“In quel tempo, Gesù, entrato di sabato nella sinagoga, [a Cafàrnao,] insegnava. Ed erano stupiti del suo insegnamento: egli infatti insegnava loro come uno che ha autorità, e non come gli scribi”. Su questo versetto (o due) del Vangelo di Marco il professor Simonetti tenne un intero corso. Io ero giovane, diligente, prendevo appunti e ammiravo le sue interminabili citazioni a memoria in greco e/o in latino. Del corso, che trattava del concetto di autorità nel Cristianesimo antico, non ricordo granché. Ricordo però che, in sede d’esame, quel professore di cui avevo somma stima intellettuale commise un’ingiustizia o, piuttosto, una piccola meschinità ingiustificata. Mi precipitò di molto nella scala della considerazione (anche se naturalmente ciò non incideva sul giudizio, diciamo così, scientifico). Un episodio analogo, molto più grave, mi successe con il mio maestro. Rimase tale, per gratitudine, affetto e stima intellettuale: ma la mia ammirazione nei suoi confronti ne rimase evidentemente compromessa.
All’università ricordo che mi stupivo del fatto che alcuni miei compagni di corso avessero dei professori una soggezione che a me pareva esagerata. Io, nei limiti del dovuto rispetto, mi ci sono sempre rapportata “alla pari”, o quantomeno senza timori reverenziali. Forse, banalmente, di professori universitari a casa mia ne erano sempre circolati e il loro titolo accademico non assicurava loro, di per sé, una posizione privilegiata nella stima dei miei genitori. Ma l’autorità, quella dell’insegnamento, ad alcuni la riconoscevo a prescindere dalle bizzarrie caratteriali o da altre vistose umane debolezze.
Procedendo in ordine sparso, mi vengono in mente casi in cui il rifiuto del concetto stesso di autorità, o piuttosto la ritrosia estrema ad esercitarla da parte di chi avrebbe il compito di farlo, mi hanno dato fastidio. Ricordo discussioni, alcune solo pensate, altre esplicitate. Con il senno del poi ritengo che per me autorità non si accoppiasse necessariamente con potere, ma piuttosto con responsabilità. Nella mia giovinezza l’autorità per eccellenza era quella del maestro che non pontifica sterilmente, ma si mette alla prova davanti e insieme agli studenti, con la sicurezza del proprio valore e la responsabilità attiva di far progredire altri. L’autorità era quella di un parroco che, attraverso il suo essere presente giorno dopo giorno, guida la sua comunità senza bisogno di riconoscimenti e salamelecchi di sorta. Un autorità, dunque, che suscita rispetto, gratitudine e che io non ho mai avuto particolari problemi a riconoscere.

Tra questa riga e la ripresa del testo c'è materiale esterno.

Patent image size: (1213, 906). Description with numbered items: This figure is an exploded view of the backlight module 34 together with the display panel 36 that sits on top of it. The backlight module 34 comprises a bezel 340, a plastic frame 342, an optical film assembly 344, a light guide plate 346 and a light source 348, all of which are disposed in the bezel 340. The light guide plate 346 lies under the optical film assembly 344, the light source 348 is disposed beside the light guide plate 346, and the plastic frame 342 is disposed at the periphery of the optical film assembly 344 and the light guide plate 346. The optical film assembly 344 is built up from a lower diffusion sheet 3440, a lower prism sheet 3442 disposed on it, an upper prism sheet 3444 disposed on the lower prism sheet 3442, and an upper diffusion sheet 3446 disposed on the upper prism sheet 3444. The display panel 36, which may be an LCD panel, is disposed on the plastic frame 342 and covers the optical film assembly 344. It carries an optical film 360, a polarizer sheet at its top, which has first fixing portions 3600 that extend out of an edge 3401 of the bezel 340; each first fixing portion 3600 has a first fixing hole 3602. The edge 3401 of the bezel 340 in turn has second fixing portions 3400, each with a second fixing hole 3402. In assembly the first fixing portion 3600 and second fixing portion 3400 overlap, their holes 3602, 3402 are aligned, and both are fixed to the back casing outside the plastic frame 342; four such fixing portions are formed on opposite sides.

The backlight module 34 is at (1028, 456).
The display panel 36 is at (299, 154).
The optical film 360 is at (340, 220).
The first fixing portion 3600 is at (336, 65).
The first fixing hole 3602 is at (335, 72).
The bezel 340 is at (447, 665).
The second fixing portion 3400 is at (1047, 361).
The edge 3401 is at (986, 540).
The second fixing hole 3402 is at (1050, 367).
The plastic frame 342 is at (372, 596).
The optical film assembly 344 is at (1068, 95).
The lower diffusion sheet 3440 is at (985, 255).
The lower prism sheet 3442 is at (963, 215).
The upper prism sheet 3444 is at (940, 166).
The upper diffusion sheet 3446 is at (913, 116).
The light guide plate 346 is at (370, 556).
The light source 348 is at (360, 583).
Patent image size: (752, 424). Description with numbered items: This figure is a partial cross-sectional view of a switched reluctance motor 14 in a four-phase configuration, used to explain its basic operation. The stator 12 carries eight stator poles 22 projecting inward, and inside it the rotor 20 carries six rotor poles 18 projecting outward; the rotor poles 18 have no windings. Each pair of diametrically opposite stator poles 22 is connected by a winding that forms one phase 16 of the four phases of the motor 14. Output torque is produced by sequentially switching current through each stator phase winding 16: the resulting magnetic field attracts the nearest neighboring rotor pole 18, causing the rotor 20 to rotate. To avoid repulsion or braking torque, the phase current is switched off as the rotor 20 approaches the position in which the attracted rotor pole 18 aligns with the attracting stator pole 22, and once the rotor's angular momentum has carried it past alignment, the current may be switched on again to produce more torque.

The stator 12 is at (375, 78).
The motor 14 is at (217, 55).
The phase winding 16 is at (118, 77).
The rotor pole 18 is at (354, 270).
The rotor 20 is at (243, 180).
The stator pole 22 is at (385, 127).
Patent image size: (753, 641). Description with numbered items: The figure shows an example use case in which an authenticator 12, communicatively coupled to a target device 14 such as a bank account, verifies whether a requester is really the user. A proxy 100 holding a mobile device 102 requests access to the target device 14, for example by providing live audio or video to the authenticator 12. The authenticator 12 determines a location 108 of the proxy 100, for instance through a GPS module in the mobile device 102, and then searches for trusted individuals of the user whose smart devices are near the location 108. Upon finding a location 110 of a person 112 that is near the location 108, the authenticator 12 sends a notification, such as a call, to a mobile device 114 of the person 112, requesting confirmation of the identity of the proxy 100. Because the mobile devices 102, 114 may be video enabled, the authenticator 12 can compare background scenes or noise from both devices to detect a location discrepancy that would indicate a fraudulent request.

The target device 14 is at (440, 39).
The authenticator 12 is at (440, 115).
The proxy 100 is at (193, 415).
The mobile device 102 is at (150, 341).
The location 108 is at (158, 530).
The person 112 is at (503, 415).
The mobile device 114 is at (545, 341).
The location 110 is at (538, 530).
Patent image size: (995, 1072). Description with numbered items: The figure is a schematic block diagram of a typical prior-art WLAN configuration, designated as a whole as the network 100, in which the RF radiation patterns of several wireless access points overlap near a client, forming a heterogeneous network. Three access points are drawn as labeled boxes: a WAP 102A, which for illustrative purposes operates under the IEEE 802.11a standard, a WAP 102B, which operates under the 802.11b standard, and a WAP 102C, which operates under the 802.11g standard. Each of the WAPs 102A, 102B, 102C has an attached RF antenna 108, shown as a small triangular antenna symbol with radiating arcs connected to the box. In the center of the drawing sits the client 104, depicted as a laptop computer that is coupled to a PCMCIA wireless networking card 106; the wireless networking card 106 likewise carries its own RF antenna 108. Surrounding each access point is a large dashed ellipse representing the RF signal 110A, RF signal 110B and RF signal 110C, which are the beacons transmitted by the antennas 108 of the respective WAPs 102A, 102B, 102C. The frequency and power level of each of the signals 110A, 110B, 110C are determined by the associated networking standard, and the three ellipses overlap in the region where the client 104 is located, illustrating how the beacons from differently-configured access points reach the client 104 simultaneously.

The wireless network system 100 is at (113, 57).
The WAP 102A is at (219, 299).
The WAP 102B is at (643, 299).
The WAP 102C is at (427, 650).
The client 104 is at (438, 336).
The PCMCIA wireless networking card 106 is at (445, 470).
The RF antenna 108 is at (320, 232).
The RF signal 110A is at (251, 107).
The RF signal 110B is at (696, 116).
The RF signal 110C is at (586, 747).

Crescendo, con l’inizio della mia vita professionale, mi sono più volte interrogata sulla mia personale sensibilità rispetto all’autorità (e, di conseguenza, all’obbedienza). Un lato della mia anima è rispettoso delle regole fino all’irragionevole. Ho fondamentalmente orrore all’idea di essere colta in fallo. Ma poi, nella sostanza, io l’autorità ho bisogno di riconoscerla come tale. E qui le cose mi si complicano molto.
Oggi, pensando anche alla mia piccola autorità di genitore, credo che l’autorità, più che a un astratto “valore”, per essere da me riconosciuta come tale deve accompagnarsi a reale responsabilità. E con reale intendo esigibile effettivamente, nell’immediato e nel concreto. Il resto sono chiacchiere e reciproche illusioni.